APIキーを使用してセキュリティを設定する
カスタム機械学習エンジンのセキュリティーを構成するには、モデル評価の認証プロバイダーとして IBM Cloud および IBM Cloud Pak for Data を使用できます。 URL https://iam.cloud.ibm.com/identity/token を使用して IBM Cloud 用の IAM トークンを生成し、 URL https://<$hostname>/icp4d-api/v1/authorize を使用して Cloud Pak for Data 用のトークンを生成できます。

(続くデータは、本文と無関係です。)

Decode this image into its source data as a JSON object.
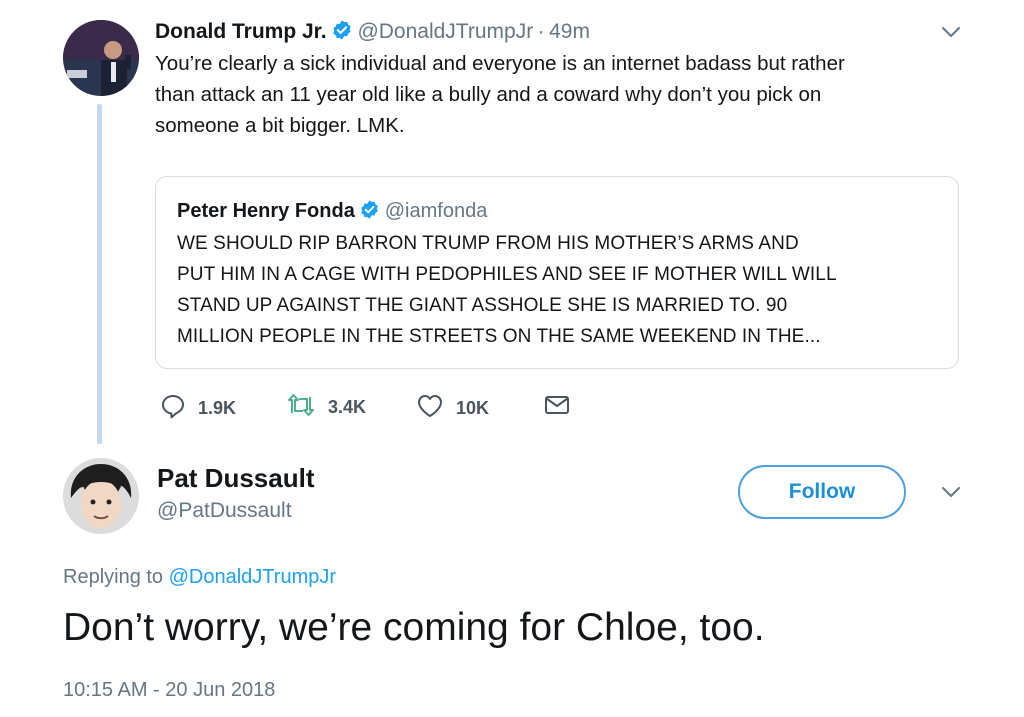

以下の形式で、この POST /v1/deployments/{deployment_id}/online リクエストを使用してスコアリングAPIを実装できます:
要求
{
"input_data": [{
"fields": [
"name",
"age",
"position"
],
"values": [
[
"john",
33,
"engineer"
],
[
"mike",
23,
"student"
]
]
}]
}
応答
{
"predictions": [{
"fields": [
"name",
"age",
"position",
"prediction",
"probability"
],
"labels": [
"personal",
"camping"
],
"values": [
[
"john",
33,
"engineer",
"personal",
[
0.6744664422398081,
0.32553355776019194
]
],
[
"mike",
23,
"student",
"camping",
[
0.2794765664946941,
0.7205234335053059
]
]
]
}]
}
カスタム・サブスクリプションの追加
カスタムサブスクリプションを追加するには、次のコマンドを実行します:
custom_asset = Asset(
asset_id=asset['entity']['asset']['asset_id'],
name=asset['entity']['asset']['name'],
url = "dummy_url",
asset_type=asset['entity']['asset']['asset_type'] if 'asset_type' in asset['entity']['asset'] else 'model',
problem_type=ProblemType.MULTICLASS_CLASSIFICATION,
input_data_type=InputDataType.STRUCTURED,
)
deployment = AssetDeploymentRequest(
deployment_id=asset['metadata']['guid'],
url=asset['metadata']['url'],
name=asset['entity']['name'],
deployment_type=asset['entity']['type'],
scoring_endpoint = scoring_endpoint
)
asset_properties = AssetPropertiesRequest(
prediction_field='predicted_label',
probability_fields = ["probability"],
training_data_reference=None,
training_data_schema=None,
input_data_schema=None,
output_data_schema=output_schema,
)
result = ai_client.subscriptions.add(
data_mart_id=cls.datamart_id,
service_provider_id=cls.service_provider_id,
asset=custom_asset,
deployment=deployment,
asset_properties=asset_properties,
background_mode=False
).result
購読リストを取得するには、次のコマンドを実行してください:
subscription_id = subscription_details.metadata.id
subscription_id
details: wos_client.subscriptions.get(subscription_id).result.to_dict()
ペイロード・ロギングの有効化
サブスクリプションでペイロードのロギングを有効にするには、次のコマンドを実行してください:
request_data = {'fields': feature_columns,
'values': [[payload_values]]}
ログの詳細を確認するには、次のコマンドを実行してください:
response_data = {'fields': list(result['predictions'][0]),
'values': [list(x.values()) for x in result['predictions']]}
評価とペイロード・ロギング
モデルを評価します。
ペイロード・ロギング・テーブルに要求と応答を格納します
records_list = [PayloadRecord(request=request_data, response=response_data, response_time=response_time), PayloadRecord(request=request_data, response=response_data, response_time=response_time)] subscription.payload_logging.store(records=records_list)
Python 以外の言語では、 REST API を使用してペイロードをログに記録することもできます。